The oldest information was recorded as early as 1291, although it only mentioned Mount Cornichium, which the Chełmno bishop Werner gave to his chapter. Probably a settlement was located there, selected by the bishop and the cathedral chapter at the time of issuing the document as a settlement and administrative center, which would be partially confirmed by the chronicle information from 1331, recording the Lithuanian raid of Kurzętnica land (“terra Kurnigtt”). The first record of a local church priest appeared in 1361.

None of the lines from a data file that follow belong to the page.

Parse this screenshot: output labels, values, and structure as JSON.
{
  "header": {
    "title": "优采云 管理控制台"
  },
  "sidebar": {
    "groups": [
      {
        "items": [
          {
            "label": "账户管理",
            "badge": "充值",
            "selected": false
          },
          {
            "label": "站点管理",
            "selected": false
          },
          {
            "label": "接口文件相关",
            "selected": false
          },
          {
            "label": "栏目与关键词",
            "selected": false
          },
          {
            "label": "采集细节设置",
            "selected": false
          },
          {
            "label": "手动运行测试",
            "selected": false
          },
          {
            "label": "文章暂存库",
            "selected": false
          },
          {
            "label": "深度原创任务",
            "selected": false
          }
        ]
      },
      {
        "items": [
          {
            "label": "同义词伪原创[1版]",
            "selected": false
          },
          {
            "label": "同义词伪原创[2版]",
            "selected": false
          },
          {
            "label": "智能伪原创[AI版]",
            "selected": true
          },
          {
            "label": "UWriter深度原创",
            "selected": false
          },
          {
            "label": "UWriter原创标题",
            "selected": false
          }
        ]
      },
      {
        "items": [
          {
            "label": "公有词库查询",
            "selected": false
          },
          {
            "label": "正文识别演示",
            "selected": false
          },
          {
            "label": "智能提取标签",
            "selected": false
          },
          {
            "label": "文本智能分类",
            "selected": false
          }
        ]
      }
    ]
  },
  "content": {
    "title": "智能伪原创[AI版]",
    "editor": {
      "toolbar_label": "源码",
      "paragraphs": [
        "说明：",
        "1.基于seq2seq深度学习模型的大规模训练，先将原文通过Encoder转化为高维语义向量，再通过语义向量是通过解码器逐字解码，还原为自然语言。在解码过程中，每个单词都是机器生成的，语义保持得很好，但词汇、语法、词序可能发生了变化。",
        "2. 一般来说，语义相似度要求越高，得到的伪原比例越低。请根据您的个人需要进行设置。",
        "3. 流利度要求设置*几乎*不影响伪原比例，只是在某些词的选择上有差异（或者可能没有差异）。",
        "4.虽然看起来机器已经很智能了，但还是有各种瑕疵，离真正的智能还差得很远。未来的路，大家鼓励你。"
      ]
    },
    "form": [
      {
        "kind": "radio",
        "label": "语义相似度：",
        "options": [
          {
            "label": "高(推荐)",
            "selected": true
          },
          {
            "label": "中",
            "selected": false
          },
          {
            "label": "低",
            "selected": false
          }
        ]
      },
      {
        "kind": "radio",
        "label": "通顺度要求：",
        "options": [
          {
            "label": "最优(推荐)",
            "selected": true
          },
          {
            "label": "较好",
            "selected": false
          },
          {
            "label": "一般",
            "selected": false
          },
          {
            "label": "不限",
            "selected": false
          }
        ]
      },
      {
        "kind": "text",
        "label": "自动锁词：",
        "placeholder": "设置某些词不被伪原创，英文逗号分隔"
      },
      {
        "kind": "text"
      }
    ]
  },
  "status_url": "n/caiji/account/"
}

The warfare against the Teutonic Order in the years 1411-1414 devastated the village and the church. While the property of the cathedral chapter was spared after the Battle of Grunwald in 1410, in 1414 the Polish army burnt Kurzętnik after capture the castle. The next destructions, this time at the hands of the mercenaries of the Teutonic Order, were caused in the first year of the Thirteen Years’ War in 1454. Once again, the church may have been burned down during the war with Sweden in 1659. As a consequence, the it was rebuilt several times in the 17th century and also in 1784 and 1882.
Architecture
The church was built of bricks on a erratic stones plinth, on a rectangular plan with an internal width of 11.7 meters and 26.2 meters in length, with a tower on the west side, mostly embedded in the nave, with dimensions 5.6 x 6.2 meters and with a small sacristy at the eastern part of the north wall. The church did not had a chancel distinguished externally from the nave, but the whole was covered with a high and steep gable roof. The walls of the nave and tower of the church were clasped from the outside with buttresses, in the corners situated at an angle. Despite their relatively dense arrangement, the interior was not vaulted, but only covered with a timber ceiling supported by two rows of posts. The external façades of the nave were decorated with a frieze of diagonally arranged bricks, and the walls of the sacristy and the tower were decorated with pointed blendes. Presumably originally, the eastern gable of the church also had an ornamental form. The windows of the church were likely pointed, perhaps similar to the openings on the top floor of the tower. There, on each side, two windows with moulded, stepped jambs were created.
Current state
Today, the church has a medieval spatial layout, enlarged by an early modern northern porch. Unfortunately, the original appearance of the building was partially obliterated by numerous changes: the windows were transformed, the roof was lowered (as can be seen from the traces on the eastern wall of the tower), and the Gothic eastern gable is lost. The paintings inside come from the 17th century, while the medieval furnishings include a Gothic processional crucifix from the beginning of the 15th century.
bibliography:
Die Bau- und Kunstdenkmäler der Provinz Westpreußen, der Kreis Löbau, red. J.Heise, Danzig 1895.
Herrmann C., Mittelalterliche Architektur im Preussenland, Petersberg 2007.